A Republican source told AFP the move to disarm had already been made. However, the catholic paramilitary group did not explicitly say it was ending all armed struggle.
“Sinn Fein wants to see all guns taken out of Irish society”
But it endorsed an earlier statement by the head of the IRA’s political wing, Sinn Fein, who said that the landmark 1998 Good Friday peace deal, once fully implemented, would end Northern Ireland’s three-decade paramilitary conflict.
“Sinn Fein wants to see all guns taken out of Irish society,” party leader Gerry Adams told a press conference in Belfast, in what was seen as part of a carefully choreographed sequence of events to revive Northern Ireland’s stalled peace process.
The IRA statement said: “The leadership of the IRA welcomes today’s speech by Sinn Fein President Gerry Adams, in which he accurately reflects our position.
“He also referred to the issue of weapons.

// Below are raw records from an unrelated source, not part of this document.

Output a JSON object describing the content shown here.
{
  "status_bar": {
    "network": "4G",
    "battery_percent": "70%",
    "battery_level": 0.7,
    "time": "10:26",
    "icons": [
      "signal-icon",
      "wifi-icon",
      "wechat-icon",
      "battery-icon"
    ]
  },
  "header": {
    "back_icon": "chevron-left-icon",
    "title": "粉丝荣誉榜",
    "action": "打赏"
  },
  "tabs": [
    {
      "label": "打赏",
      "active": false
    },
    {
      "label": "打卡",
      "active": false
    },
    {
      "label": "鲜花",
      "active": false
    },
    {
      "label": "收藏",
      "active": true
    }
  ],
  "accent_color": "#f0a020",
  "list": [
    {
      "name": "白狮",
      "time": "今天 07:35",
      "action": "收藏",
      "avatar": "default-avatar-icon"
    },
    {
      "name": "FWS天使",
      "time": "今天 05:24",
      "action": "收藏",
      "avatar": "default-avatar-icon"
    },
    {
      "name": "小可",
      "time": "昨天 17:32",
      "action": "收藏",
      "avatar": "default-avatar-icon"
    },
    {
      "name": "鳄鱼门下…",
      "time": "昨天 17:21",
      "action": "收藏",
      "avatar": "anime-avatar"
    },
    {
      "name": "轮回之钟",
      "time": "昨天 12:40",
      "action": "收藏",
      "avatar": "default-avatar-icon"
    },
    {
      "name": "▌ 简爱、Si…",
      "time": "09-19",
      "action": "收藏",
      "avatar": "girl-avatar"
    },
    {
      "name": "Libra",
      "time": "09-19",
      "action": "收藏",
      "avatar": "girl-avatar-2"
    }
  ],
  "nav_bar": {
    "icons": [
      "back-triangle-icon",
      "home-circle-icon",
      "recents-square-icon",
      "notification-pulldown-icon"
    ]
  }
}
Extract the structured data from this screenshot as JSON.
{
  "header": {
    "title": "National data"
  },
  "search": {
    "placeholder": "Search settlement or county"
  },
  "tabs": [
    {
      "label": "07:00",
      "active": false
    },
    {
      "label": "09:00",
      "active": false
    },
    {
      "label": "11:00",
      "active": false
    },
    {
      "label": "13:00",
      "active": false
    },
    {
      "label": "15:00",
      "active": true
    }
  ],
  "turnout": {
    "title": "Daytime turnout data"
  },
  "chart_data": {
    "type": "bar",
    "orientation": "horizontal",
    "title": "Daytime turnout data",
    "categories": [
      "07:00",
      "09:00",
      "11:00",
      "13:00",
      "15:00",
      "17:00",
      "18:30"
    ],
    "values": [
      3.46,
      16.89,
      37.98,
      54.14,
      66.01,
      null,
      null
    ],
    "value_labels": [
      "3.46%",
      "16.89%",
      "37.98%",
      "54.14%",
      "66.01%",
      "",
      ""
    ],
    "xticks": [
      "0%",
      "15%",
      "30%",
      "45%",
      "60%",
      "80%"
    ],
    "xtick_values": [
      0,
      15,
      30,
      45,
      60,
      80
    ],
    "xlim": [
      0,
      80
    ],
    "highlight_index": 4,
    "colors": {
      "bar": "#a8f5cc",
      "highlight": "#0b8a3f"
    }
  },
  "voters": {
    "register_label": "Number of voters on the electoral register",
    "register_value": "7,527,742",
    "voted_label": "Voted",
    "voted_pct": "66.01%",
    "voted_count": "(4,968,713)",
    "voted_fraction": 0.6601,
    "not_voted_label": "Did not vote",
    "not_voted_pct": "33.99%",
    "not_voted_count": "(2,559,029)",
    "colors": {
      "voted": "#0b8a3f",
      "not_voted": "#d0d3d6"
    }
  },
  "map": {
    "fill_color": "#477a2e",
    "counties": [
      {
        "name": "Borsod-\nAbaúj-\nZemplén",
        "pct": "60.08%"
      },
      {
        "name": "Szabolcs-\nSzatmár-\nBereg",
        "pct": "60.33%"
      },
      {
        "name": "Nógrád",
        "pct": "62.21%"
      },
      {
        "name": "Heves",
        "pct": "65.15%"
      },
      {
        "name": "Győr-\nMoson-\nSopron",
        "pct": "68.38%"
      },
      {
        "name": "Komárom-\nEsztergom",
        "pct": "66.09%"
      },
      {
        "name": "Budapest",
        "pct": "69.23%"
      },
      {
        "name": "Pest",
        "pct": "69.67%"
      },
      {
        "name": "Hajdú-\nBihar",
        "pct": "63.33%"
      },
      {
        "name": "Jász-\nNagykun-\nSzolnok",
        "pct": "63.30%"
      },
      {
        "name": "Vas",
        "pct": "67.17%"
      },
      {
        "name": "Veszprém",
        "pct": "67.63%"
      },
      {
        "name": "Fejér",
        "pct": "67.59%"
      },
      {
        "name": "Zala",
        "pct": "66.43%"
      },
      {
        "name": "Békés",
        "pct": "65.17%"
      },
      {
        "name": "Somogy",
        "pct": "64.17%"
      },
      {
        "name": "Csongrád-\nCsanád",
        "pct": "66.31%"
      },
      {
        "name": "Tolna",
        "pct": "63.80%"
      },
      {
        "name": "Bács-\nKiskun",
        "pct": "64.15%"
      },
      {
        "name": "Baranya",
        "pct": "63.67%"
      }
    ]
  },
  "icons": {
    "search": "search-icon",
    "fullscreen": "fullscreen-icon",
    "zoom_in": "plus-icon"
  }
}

The IRA leadership is committed to resolving this issue.”
The statement was issued under the IRA’s traditional signature of “P O’Neill”. De Chastelain was due later on Tuesday to produce a report on whether the IRA had made any new move towards disarming.
Earlier on Tuesday, Britain announced an election would be held in Northern Ireland on November 26 to revive the province’s power-sharing assembly. The announcement came a day after the province’s Catholic and Protestant political leaders struck a deal to restart the stalled peace process.